Além das consabidas dificuldades impostas pela guerra, a nossa triste sorte tem outra razão de ser. Segundo Max Weber “quem faz política aspira ao poder; ao poder como meio para a consecução de outros fins (idealistas ou egoístas) ou ao poder «pelo poder», para desfrutar o sentimento de prestígio que ele confere”.
O nosso grande problema reside, exactamente, no facto de os nossos dirigentes não usarem o poder político para execução de certos programas ou projectos, para porem em prática determinadas ideias, fazerem respeitar consagrados valores e defender os interesses da comunidade que governam, mas apenas para o deterem a título perpétuo e desfrutarem do sentimento de prestígio que ele confere. Em vez de aplicarem as astronómicas quantias monetárias em projectos socio-económicos que visem melhorar as condições de vida dos cidadãos «em todos os sentidos», eles limitam-se a usar em proveito próprio os abundantes lucros das riquezas de Angola. Por isso, tornaram-se maus governantes e homens corrompidos.
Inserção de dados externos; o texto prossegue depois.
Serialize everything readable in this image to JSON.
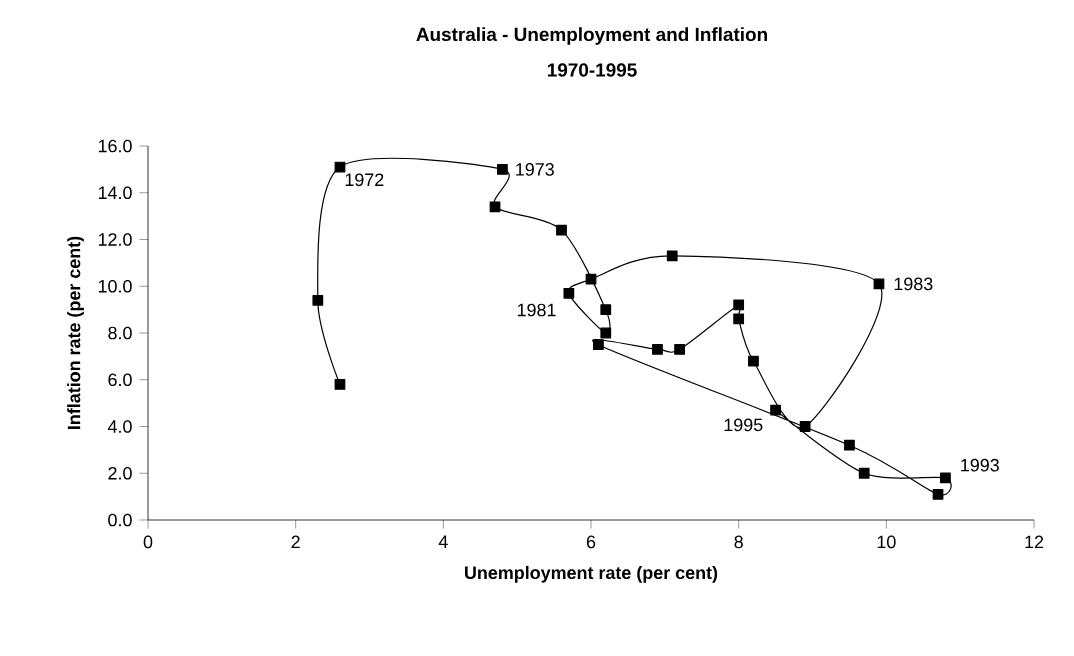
{
  "chart_data": {
    "type": "line",
    "title": "Australia - Unemployment and Inflation",
    "subtitle": "1970-1995",
    "xlabel": "Unemployment rate (per cent)",
    "ylabel": "Inflation rate (per cent)",
    "series": [
      {
        "color": "#000000",
        "x": [
          2.6,
          2.3,
          2.6,
          4.8,
          4.7,
          5.6,
          6.2,
          6.2,
          5.7,
          6.0,
          7.1,
          9.9,
          8.9,
          8.2,
          8.0,
          8.0,
          7.2,
          6.9,
          6.1,
          9.5,
          10.7,
          10.8,
          9.7,
          8.5
        ],
        "values": [
          5.8,
          9.4,
          15.1,
          15.0,
          13.4,
          12.4,
          9.0,
          8.0,
          9.7,
          10.3,
          11.3,
          10.1,
          4.0,
          6.8,
          8.6,
          9.2,
          7.3,
          7.3,
          7.5,
          3.2,
          1.1,
          1.8,
          2.0,
          4.7
        ]
      }
    ],
    "xlim": [
      0,
      12
    ],
    "xticks": [
      0,
      2,
      4,
      6,
      8,
      10,
      12
    ],
    "ylim": [
      0,
      16
    ],
    "yticks": [
      {
        "value": 0,
        "label": "0.0"
      },
      {
        "value": 2,
        "label": "2.0"
      },
      {
        "value": 4,
        "label": "4.0"
      },
      {
        "value": 6,
        "label": "6.0"
      },
      {
        "value": 8,
        "label": "8.0"
      },
      {
        "value": 10,
        "label": "10.0"
      },
      {
        "value": 12,
        "label": "12.0"
      },
      {
        "value": 14,
        "label": "14.0"
      },
      {
        "value": 16,
        "label": "16.0"
      }
    ],
    "annotations": [
      {
        "text": "1972",
        "x": 2.6,
        "y": 15.1
      },
      {
        "text": "1973",
        "x": 4.8,
        "y": 15.0
      },
      {
        "text": "1981",
        "x": 5.7,
        "y": 9.7
      },
      {
        "text": "1983",
        "x": 9.9,
        "y": 10.1
      },
      {
        "text": "1995",
        "x": 8.5,
        "y": 4.7
      },
      {
        "text": "1993",
        "x": 10.8,
        "y": 1.8
      }
    ],
    "grid": false,
    "marker": "square",
    "line_style": "solid"
  }
}
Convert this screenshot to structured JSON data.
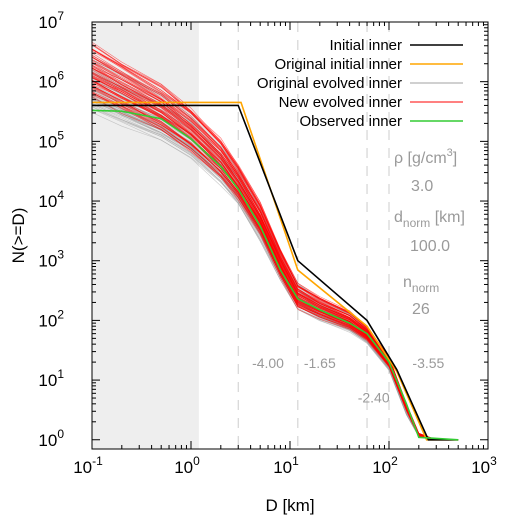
{
  "chart_data": {
    "type": "line",
    "xlabel": "D [km]",
    "ylabel": "N(>=D)",
    "xscale": "log",
    "yscale": "log",
    "xlim": [
      0.1,
      1000
    ],
    "ylim": [
      0.7,
      10000000
    ],
    "x_tick_labels": [
      {
        "value": 0.1,
        "base": "10",
        "exp": "-1"
      },
      {
        "value": 1,
        "base": "10",
        "exp": "0"
      },
      {
        "value": 10,
        "base": "10",
        "exp": "1"
      },
      {
        "value": 100,
        "base": "10",
        "exp": "2"
      },
      {
        "value": 1000,
        "base": "10",
        "exp": "3"
      }
    ],
    "y_tick_labels": [
      {
        "value": 1,
        "base": "10",
        "exp": "0"
      },
      {
        "value": 10,
        "base": "10",
        "exp": "1"
      },
      {
        "value": 100,
        "base": "10",
        "exp": "2"
      },
      {
        "value": 1000,
        "base": "10",
        "exp": "3"
      },
      {
        "value": 10000,
        "base": "10",
        "exp": "4"
      },
      {
        "value": 100000,
        "base": "10",
        "exp": "5"
      },
      {
        "value": 1000000,
        "base": "10",
        "exp": "6"
      },
      {
        "value": 10000000,
        "base": "10",
        "exp": "7"
      }
    ],
    "shaded_region": {
      "x": [
        0.1,
        1.2
      ],
      "color": "#eeeeee"
    },
    "vertical_dashed_lines": [
      3.0,
      12,
      60,
      100
    ],
    "legend_position": "top-right",
    "series": [
      {
        "name": "Initial inner",
        "color": "#000000",
        "points": [
          [
            0.1,
            400000
          ],
          [
            3.0,
            400000
          ],
          [
            12,
            1000
          ],
          [
            60,
            100
          ],
          [
            120,
            15
          ],
          [
            250,
            1
          ],
          [
            500,
            1
          ]
        ]
      },
      {
        "name": "Original initial inner",
        "color": "#ffa500",
        "points": [
          [
            0.1,
            450000
          ],
          [
            3.2,
            450000
          ],
          [
            12,
            700
          ],
          [
            60,
            80
          ],
          [
            120,
            14
          ],
          [
            240,
            1
          ],
          [
            500,
            1
          ]
        ]
      },
      {
        "name": "Original evolved inner",
        "color": "#a0a0a0",
        "ensemble": true,
        "points": [
          [
            0.1,
            900000
          ],
          [
            0.2,
            500000
          ],
          [
            0.5,
            250000
          ],
          [
            1,
            120000
          ],
          [
            2,
            40000
          ],
          [
            3,
            17000
          ],
          [
            5,
            4000
          ],
          [
            8,
            800
          ],
          [
            12,
            250
          ],
          [
            20,
            150
          ],
          [
            40,
            90
          ],
          [
            60,
            55
          ],
          [
            100,
            18
          ],
          [
            150,
            3
          ],
          [
            200,
            1.2
          ],
          [
            300,
            1
          ]
        ]
      },
      {
        "name": "New evolved inner",
        "color": "#ff0000",
        "ensemble": true,
        "points": [
          [
            0.1,
            1500000
          ],
          [
            0.2,
            800000
          ],
          [
            0.5,
            350000
          ],
          [
            1,
            150000
          ],
          [
            2,
            50000
          ],
          [
            3,
            20000
          ],
          [
            5,
            5000
          ],
          [
            8,
            900
          ],
          [
            12,
            250
          ],
          [
            20,
            160
          ],
          [
            40,
            100
          ],
          [
            60,
            60
          ],
          [
            100,
            20
          ],
          [
            150,
            3.5
          ],
          [
            200,
            1.2
          ],
          [
            300,
            1
          ]
        ]
      },
      {
        "name": "Observed inner",
        "color": "#33cc33",
        "points": [
          [
            0.1,
            330000
          ],
          [
            0.2,
            320000
          ],
          [
            0.5,
            240000
          ],
          [
            1,
            110000
          ],
          [
            2,
            38000
          ],
          [
            3,
            16000
          ],
          [
            5,
            3800
          ],
          [
            8,
            700
          ],
          [
            12,
            230
          ],
          [
            20,
            150
          ],
          [
            40,
            90
          ],
          [
            60,
            60
          ],
          [
            100,
            20
          ],
          [
            150,
            4
          ],
          [
            200,
            1.1
          ],
          [
            500,
            1
          ]
        ]
      }
    ],
    "slope_labels": [
      {
        "text": "-4.00",
        "x": 6.0,
        "y": 16
      },
      {
        "text": "-1.65",
        "x": 20,
        "y": 16
      },
      {
        "text": "-2.40",
        "x": 70,
        "y": 4.2
      },
      {
        "text": "-3.55",
        "x": 250,
        "y": 16
      }
    ],
    "params": {
      "rho_label": "ρ [g/cm",
      "rho_unit_sup": "3",
      "rho_label_end": "]",
      "rho_value": "3.0",
      "dnorm_label_main": "d",
      "dnorm_label_sub": "norm",
      "dnorm_label_unit": " [km]",
      "dnorm_value": "100.0",
      "nnorm_label_main": "n",
      "nnorm_label_sub": "norm",
      "nnorm_value": "26"
    }
  }
}
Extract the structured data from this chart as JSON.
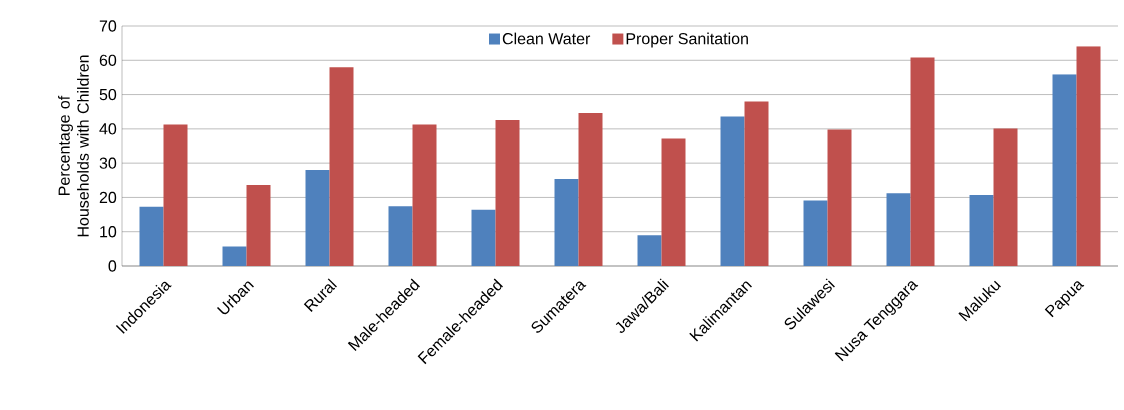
{
  "chart_data": {
    "type": "bar",
    "ylabel": "Percentage of Households with Children",
    "categories": [
      "Indonesia",
      "Urban",
      "Rural",
      "Male-headed",
      "Female-headed",
      "Sumatera",
      "Jawa/Bali",
      "Kalimantan",
      "Sulawesi",
      "Nusa Tenggara",
      "Maluku",
      "Papua"
    ],
    "series": [
      {
        "name": "Clean Water",
        "color": "#4f81bd",
        "values": [
          17.3,
          5.7,
          28.0,
          17.4,
          16.4,
          25.4,
          9.0,
          43.6,
          19.1,
          21.2,
          20.7,
          55.9
        ]
      },
      {
        "name": "Proper Sanitation",
        "color": "#c0504d",
        "values": [
          41.3,
          23.6,
          58.0,
          41.3,
          42.6,
          44.6,
          37.2,
          48.0,
          39.8,
          60.8,
          40.1,
          64.1
        ]
      }
    ],
    "ylim": [
      0,
      70
    ],
    "yticks": [
      0,
      10,
      20,
      30,
      40,
      50,
      60,
      70
    ],
    "grid": "y",
    "legend": "top"
  }
}
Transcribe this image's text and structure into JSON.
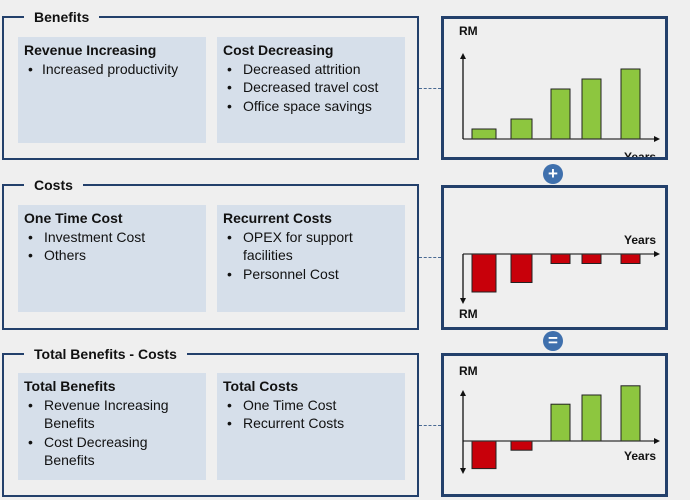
{
  "sections": [
    {
      "title": "Benefits",
      "cards": [
        {
          "heading": "Revenue Increasing",
          "items": [
            "Increased productivity"
          ]
        },
        {
          "heading": "Cost Decreasing",
          "items": [
            "Decreased attrition",
            "Decreased travel cost",
            "Office space savings"
          ]
        }
      ]
    },
    {
      "title": "Costs",
      "cards": [
        {
          "heading": "One Time Cost",
          "items": [
            "Investment Cost",
            "Others"
          ]
        },
        {
          "heading": "Recurrent Costs",
          "items": [
            "OPEX for support facilities",
            "Personnel Cost"
          ]
        }
      ]
    },
    {
      "title": "Total Benefits - Costs",
      "cards": [
        {
          "heading": "Total Benefits",
          "items": [
            "Revenue Increasing Benefits",
            "Cost Decreasing Benefits"
          ]
        },
        {
          "heading": "Total Costs",
          "items": [
            "One Time Cost",
            "Recurrent Costs"
          ]
        }
      ]
    }
  ],
  "operators": {
    "plus": "+",
    "equals": "="
  },
  "colors": {
    "border": "#23406b",
    "card": "#d6dfea",
    "positive": "#8dc63f",
    "negative": "#c8000a",
    "operator": "#3f70ad"
  },
  "chart_data": [
    {
      "type": "bar",
      "title": "Benefits",
      "xlabel": "Years",
      "ylabel": "RM",
      "values": [
        1,
        2,
        5,
        6,
        7
      ],
      "ylim": [
        0,
        8
      ]
    },
    {
      "type": "bar",
      "title": "Costs",
      "xlabel": "Years",
      "ylabel": "RM",
      "values": [
        -4,
        -3,
        -1,
        -1,
        -1
      ],
      "ylim": [
        -5,
        0
      ]
    },
    {
      "type": "bar",
      "title": "Total Benefits - Costs",
      "xlabel": "Years",
      "ylabel": "RM",
      "values": [
        -3,
        -1,
        4,
        5,
        6
      ],
      "ylim": [
        -4,
        7
      ]
    }
  ]
}
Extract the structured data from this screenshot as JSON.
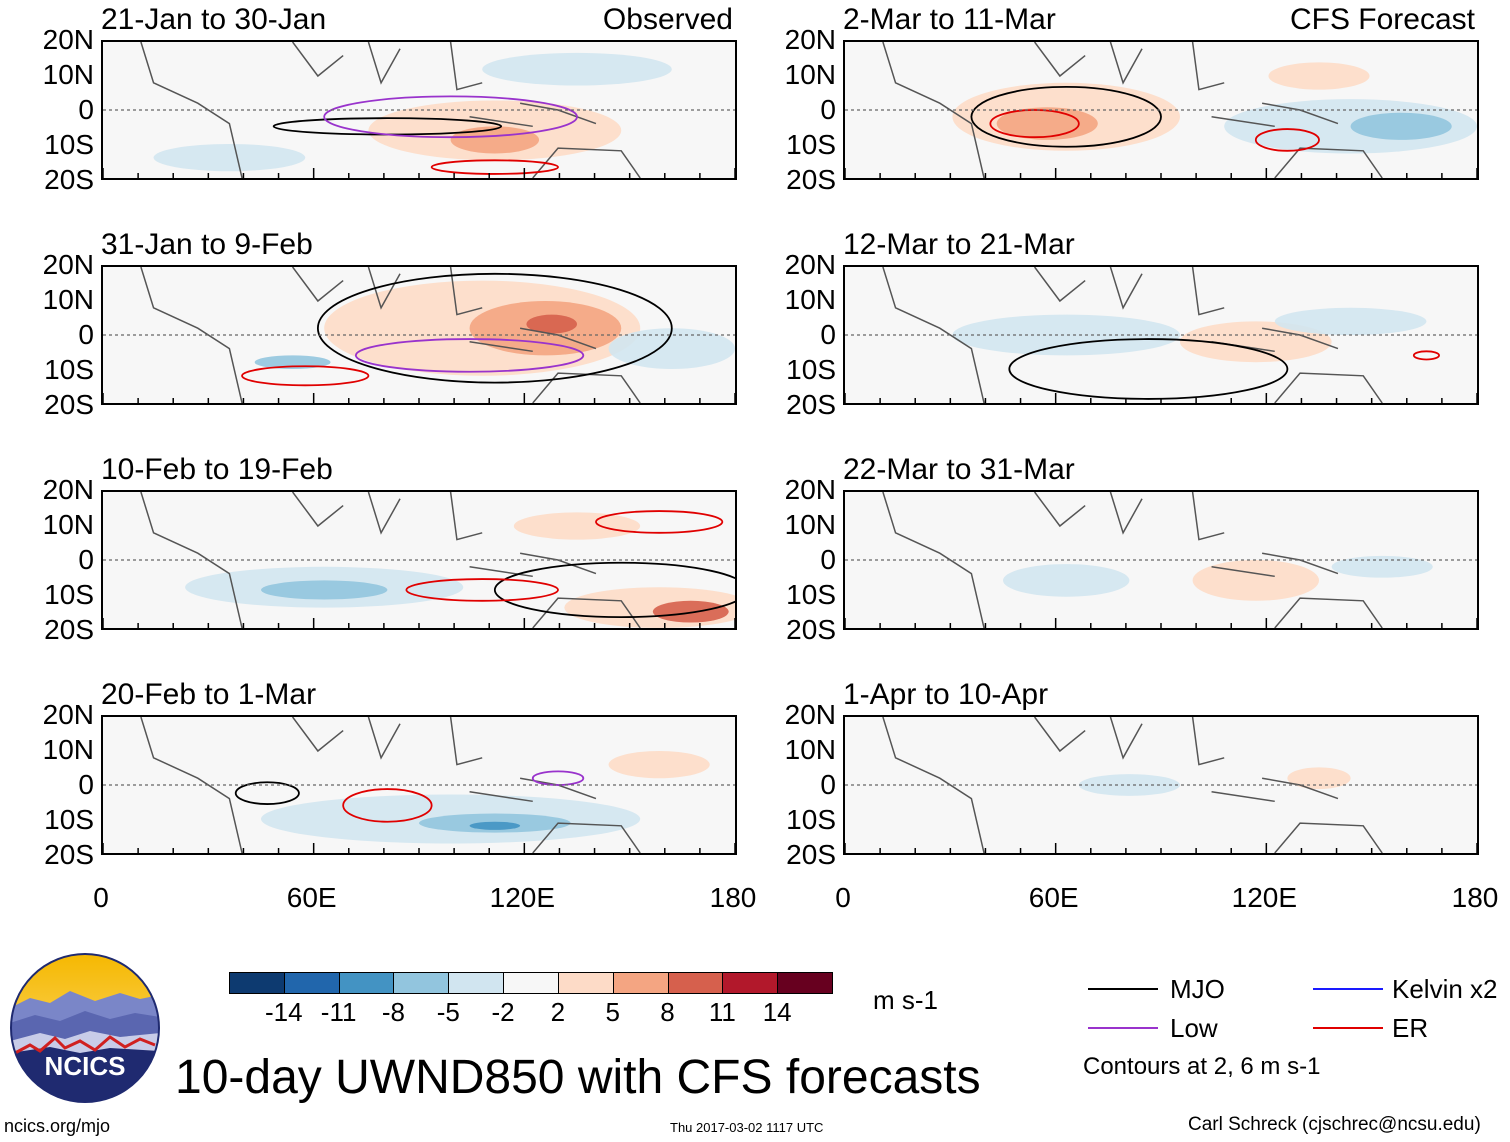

Como maus governantes não têm sido capazes de executar tarefas básicas de governação, nem têm sabido ser proficientes em actos mínimos de gestão. Tratam com negligência as feridas do corpo e da alma dos cidadãos e não se cansam de exclamar: «Tudo bem, tudo bem», quando nada vai bem. Apesar de contemplarem a vergonhosa indigência dos compatriotas, fazem-se de cegos fingindo nada ver. Ante os fortes gemidos da dolorosa agonia da imensa nação, fingem-se de surdos tapando os ouvidos à voz da consciência cívica. Por muito alto que os cidadãos gritem, não respondem nem os salvam da dura tribulação. Os seus semblantes são mais duros do que a pedra, seus corações são mais frios do que o gelo e recusam converter-se. Em mais de 30 anos, muitos dos seus feitos são apenas nada, obras ridículas. Muitos dos seus programas de governo não passam de vãos simulacros.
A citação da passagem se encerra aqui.